Fiquei tocado com o que você me disse outro dia, filha. Não, não quero voltar a nascer, você disse ao entrar no carro na hora em que a busquei em sua avó. Você tão garota, e palavras tão profundas pronunciadas com a ênfase necessária, os pequenos olhos brilhantes molhados. Mas a voz firme. Imagino que alguém tivesse falado com você sobre reencarnação. Que eu poderia responder além de que eu também não? Nascer em outra família? Ter outro pai que não o que eu tive? Outra mãe? Outros irmãos? Outros filhos? Outros amigos? Outra filha que não você, pedaço adorado de mim?

Não. A idéia é insuportável para mim. E naquela conversa que tivemos vi que para você também. Filha. Minha vida seria miseravelmente triste sem você. Não é que eu não queira outra vida. Eu desprezo, eu renego o que quer que seja que signifique viver sem as pessoas e os lugares que amo. Filha.
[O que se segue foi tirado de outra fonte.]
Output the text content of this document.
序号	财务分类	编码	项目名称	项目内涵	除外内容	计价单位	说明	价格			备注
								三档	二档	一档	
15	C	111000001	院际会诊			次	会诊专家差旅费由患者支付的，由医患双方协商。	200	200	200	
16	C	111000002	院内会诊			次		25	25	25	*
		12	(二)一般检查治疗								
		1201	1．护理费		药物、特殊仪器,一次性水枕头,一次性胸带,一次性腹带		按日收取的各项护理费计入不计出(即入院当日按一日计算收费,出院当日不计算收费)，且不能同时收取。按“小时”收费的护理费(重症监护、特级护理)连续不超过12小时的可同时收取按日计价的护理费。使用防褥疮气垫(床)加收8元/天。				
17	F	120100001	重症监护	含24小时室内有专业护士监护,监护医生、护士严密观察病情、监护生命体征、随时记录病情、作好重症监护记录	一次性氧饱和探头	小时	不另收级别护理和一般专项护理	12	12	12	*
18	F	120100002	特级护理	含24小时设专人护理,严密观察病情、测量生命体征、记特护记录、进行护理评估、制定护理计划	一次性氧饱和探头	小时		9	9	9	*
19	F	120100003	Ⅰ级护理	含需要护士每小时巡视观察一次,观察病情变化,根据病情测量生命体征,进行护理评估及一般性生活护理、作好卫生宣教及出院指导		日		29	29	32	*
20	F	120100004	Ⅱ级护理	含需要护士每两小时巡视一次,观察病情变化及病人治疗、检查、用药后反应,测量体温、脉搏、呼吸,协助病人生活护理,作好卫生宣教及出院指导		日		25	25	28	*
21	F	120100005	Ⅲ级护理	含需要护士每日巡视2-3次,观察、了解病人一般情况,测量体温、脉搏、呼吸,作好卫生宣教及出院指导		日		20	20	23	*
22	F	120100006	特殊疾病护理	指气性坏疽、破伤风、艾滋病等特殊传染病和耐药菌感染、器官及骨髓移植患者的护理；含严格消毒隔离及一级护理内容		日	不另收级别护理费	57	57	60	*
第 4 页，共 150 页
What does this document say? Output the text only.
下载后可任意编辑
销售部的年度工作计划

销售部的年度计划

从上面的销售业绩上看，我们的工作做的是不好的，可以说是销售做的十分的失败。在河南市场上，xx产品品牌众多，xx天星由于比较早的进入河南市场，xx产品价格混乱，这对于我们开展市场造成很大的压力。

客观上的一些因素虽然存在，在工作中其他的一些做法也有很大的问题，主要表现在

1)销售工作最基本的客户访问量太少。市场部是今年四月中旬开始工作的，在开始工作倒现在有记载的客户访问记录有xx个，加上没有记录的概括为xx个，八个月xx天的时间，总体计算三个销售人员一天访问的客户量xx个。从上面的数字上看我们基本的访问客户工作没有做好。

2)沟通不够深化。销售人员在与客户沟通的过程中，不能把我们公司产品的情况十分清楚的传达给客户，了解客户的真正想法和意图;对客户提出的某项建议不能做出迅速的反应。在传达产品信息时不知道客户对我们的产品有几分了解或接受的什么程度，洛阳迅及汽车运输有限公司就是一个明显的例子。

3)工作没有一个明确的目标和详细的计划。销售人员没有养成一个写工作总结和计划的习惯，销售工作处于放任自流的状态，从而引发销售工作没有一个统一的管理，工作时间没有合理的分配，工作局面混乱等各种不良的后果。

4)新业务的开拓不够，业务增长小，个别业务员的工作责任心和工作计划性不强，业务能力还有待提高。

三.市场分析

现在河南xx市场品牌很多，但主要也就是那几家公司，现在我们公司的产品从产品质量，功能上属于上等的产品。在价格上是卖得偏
O professor americano está morrendo, e tem uma filhinha pequena. Menor que você. Ela não entende as coisas direito ainda. Ele disse que quer que ela saiba, quando crescer, que ele foi o primeiro homem que se apaixonou por ela. Achei isso lindo, triste, é verdade. Mas mais lindo que triste. Uma declaração de amor sublime. A sensação de que foi tão amada pelo pai morto tão cedo haverá de dar força à pequena filha do professor na hora certa.

Filha. Eu também. Fui o primeiro homem a se apaixonar por você, e se há uma coisa certa é que nenhum outro a amará mais do que eu, por mais que a ame. Sua pequena mala. Quando ela está em casa o papai fica muito feliz. A cabeleira rebelde ruiva vai dominar e alegrar a casa. Um dia você terá idéia de como ver a seu lado as trapalhadas de Michael e Dwight, ou as de Joey e seus amigos, tornou a vida do papai melhor. O jeito furtivo como olho com adoração para você quando você está entretida com Michael. Se você um dia ler o que estou escrevendo, queria que você levasse sempre essa imagem com você: meu olhar furtivo e amoroso para você. Gosto da forma sutil como você cobra minha atenção ao ver as comédias, quando ameaço pegar um livro ou uma revista, e gosto ainda mais quando você coloca seu travesseiro na barriga do papai e põe sua pequena cabeça dourada nele.
Nada nos tirará isso, filha. Pode parecer bobagem o que estou escrevendo, mas o tempo vai mostrar a importância das nossas noites cômicas.

Com Camila, agora adolescente, em Londres

Mais para a frente vou colocar Rei Leão para vermos juntos. Lembro que você chorou na primeira vez, mas na segunda talvez a gente consiga alguma coisa além das lágrimas. Ali há uma lição, assim como na mensagem do professor que está morrendo. O ciclo da vida. Me ocorreu uma frase de um filósofo chamado Sêneca que levo sempre na mente. Ele estava escrevendo a um discípulo, Lucílio. “Por mais que te espantes, aprender a viver não é mais que aprender a morrer.” Passamos tanto tempo atormentados pela idéia da morte, esmagados pela finitude das coisas, que morremos mil mortes antes de finalmente morrermos. Este o sentido da frase da Sêneca. Espero que você um dia você leia Sêneca, filha. Viver sem o terror da morte é viver uma vida bela, não importa a quantidade de anos. É esse o ensinamento de Sêneca, e também o do professor americano. As pessoas pensam que falar de morte é mórbido, mas não é, filha. O que na verdade faz mal é não falar de morte, como se ela não existisse. Se falamos dela, se a encaramos com naturalidade, vivemos uma vida boa. Se fingimos que ela não existe, somos esmagados pelo seu fantasma a cada dia.

A cena do Rei Leão que quero ver com você é aquela em que o Simba e seu pai contemplam do alto da montanha a imensidão do céu e as estrelas. De alguma forma estarei ali, sempre olhando por você, diz o pai a Simba com voz grave e firme, cheio de força e sabedoria. Eu também estarei ali sempre olhando por você, Camila, pedaço adorado de mim.